Hablar de la Revolución es hablar del inicio de la construcción de la Nación, tras años de lucha armada. La segunda mitad del Siglo XIX, que se extendió hasta 1910, estuvo marcada por la vida de dos personajes: Benito Juárez y Porfirio Díaz, ambos liberales y ambos oaxaqueños. Uno impulsor de la democracia y la justicia social, y el otro impulsor de la modernización económica del país.
A Juárez le importaban las libertades y la identidad política nacional: las leyes, la República, las instituciones, el Estado y la soberanía. A Díaz lo movían los intereses económicos, la posición de México ante el mundo. Fue durante el largo periodo de este último (que inició con la promesa de la “no reelección” y terminó con una dictadura) que se avanzó sustancialmente en la construcción de la red ferroviaria nacional, en la exportación de mercancías y el libre comercio, y en la captación de inversiones extranjeras.

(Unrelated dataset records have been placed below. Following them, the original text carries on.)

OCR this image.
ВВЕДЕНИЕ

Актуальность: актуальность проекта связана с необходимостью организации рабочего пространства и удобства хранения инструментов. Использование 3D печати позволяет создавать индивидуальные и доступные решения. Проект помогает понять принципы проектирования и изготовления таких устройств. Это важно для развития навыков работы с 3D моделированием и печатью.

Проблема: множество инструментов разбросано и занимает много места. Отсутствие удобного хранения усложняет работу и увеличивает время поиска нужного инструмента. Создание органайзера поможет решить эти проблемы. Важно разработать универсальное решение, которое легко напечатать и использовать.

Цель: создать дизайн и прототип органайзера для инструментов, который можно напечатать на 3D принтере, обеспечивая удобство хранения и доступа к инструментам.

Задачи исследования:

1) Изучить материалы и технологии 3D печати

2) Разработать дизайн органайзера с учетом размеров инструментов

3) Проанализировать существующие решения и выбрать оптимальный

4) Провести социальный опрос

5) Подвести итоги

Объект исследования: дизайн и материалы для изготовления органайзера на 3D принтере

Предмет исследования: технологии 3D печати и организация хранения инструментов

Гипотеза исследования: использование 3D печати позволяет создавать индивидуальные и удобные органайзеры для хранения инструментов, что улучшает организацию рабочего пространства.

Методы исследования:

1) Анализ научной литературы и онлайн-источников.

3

Sin embargo, también fue en esta etapa que se ampliaron notablemente las brechas de desigualdad (producto de la concentración de la riqueza), se suprimieron las endebles libertades de la época, se despojaron a miles de campesinos de sus tierras con el pretexto del desarrollo nacional y finalmente, se concentró el poder en un solo hombre. Por ello la Revolución se hizo inminente, pues además para esos años prácticamente el 90% de la población era analfabeta y pobre. Todo era cuestión de encender la mecha.
La Revolución que inició en 1910 puso fin a esa dictadura y trazó el rumbo para la construcción de una nueva Nación. La Constitución de 1917 sería el documento sobre el cual descansaría el andamiaje legal de ese nuevo y ambicioso proyecto, que algunos historiadores dicen, no ha podido concluir debido a la incesante lucha interna por el poder.

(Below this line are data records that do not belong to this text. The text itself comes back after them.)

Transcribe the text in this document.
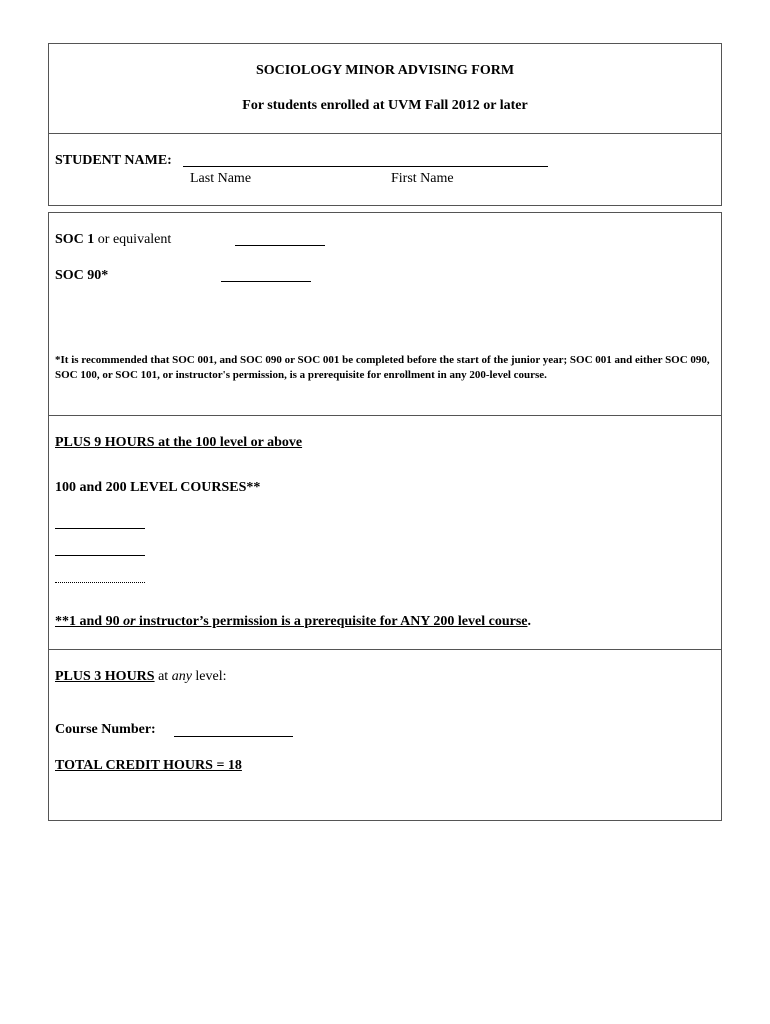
SOCIOLOGY MINOR ADVISING FORM
For students enrolled at UVM Fall 2012 or later
STUDENT NAME:
Last Name	First Name
SOC 1 or equivalent
SOC 90*
*It is recommended that SOC 001, and SOC 090 or SOC 001 be completed before the start of the junior year; SOC 001 and either SOC 090, SOC 100, or SOC 101, or instructor's permission, is a prerequisite for enrollment in any 200-level course.
PLUS 9 HOURS at the 100 level or above
100 and 200 LEVEL COURSES**
**1 and 90 or instructor’s permission is a prerequisite for ANY 200 level course.
PLUS 3 HOURS at any level:
Course Number:
TOTAL CREDIT HOURS = 18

La Revolución buscó también reivindicar las libertades, acabar con las injusticias sociales y construir un nuevo concepto de soberanía nacional, siendo el punto de partida de este último objetivo, la redefinición de la relación con Estados Unidos.
Hombre clave del movimiento fue Francisco I. Madero, quien participó activamente en la lucha armada y posteriormente en la institucionalización de la Revolución. “Madero ha soltado al tigre, veremos si puede controlarlo”, serían las palabras de Porfirio Díaz tras dejar el poder e irse al exilio. Y efectivamente, con las elecciones de 1911, Madero encontró el cauce legal y asumió el primero de cuatro gobiernos posrevolucionarios que intentarían dar forma a la nueva Nación.
Madero no estuvo exento de las calamidades, pues además de la inestabilidad de su gabinete, tuvo que enfrentarse a por lo menos cuatro movimientos armados: el de Emiliano Zapata, el de Bernardo Reyes, el de Pascual Orozco y el de Félix Díaz. Lo anterior confirma, como dije antes, la permanente búsqueda del poder por el poder. El gobierno de Madero terminó con el primer y único golpe militar en la historia de México: la decena trágica de 1913 cerró el capítulo con el asesinato del coahuilense, luego de ser traicionado por su propio Vicepresidente.
La lucha de facciones estuvo presente en los siguientes años. Los jefes de la Revolución, casi todos Generales y líderes por naturaleza, se conocieron mas por sus diferencias que por sus coincidencias. Sobre lógica se desarrollaron los gobiernos de Victoriano Huerta y Venustiano Carranza. También sobre la notable influencia de Estados Unidos en la vida interna de nuestro país.
Lo cierto es que lo que inició con la presidencia de Benito Juárez y Porfirio Díaz, en el que se inscribe la Revolución Mexicana que conmemoramos cada 20 de noviembre, aún es una tarea sin concluir: la construcción de esa Nación de libertades, de justicia social, de democracia viva y orden Constitucional. Una donde prevalezca el Estado de Derecho por encima de cualquier cosa.
Las condiciones son otras y las amenazas también, pero a la vista parece que el dique que sigue impidiendo la consolidación de ese gran proyecto de envergadura llamado México, es precisamente: la lucha del poder por el poder.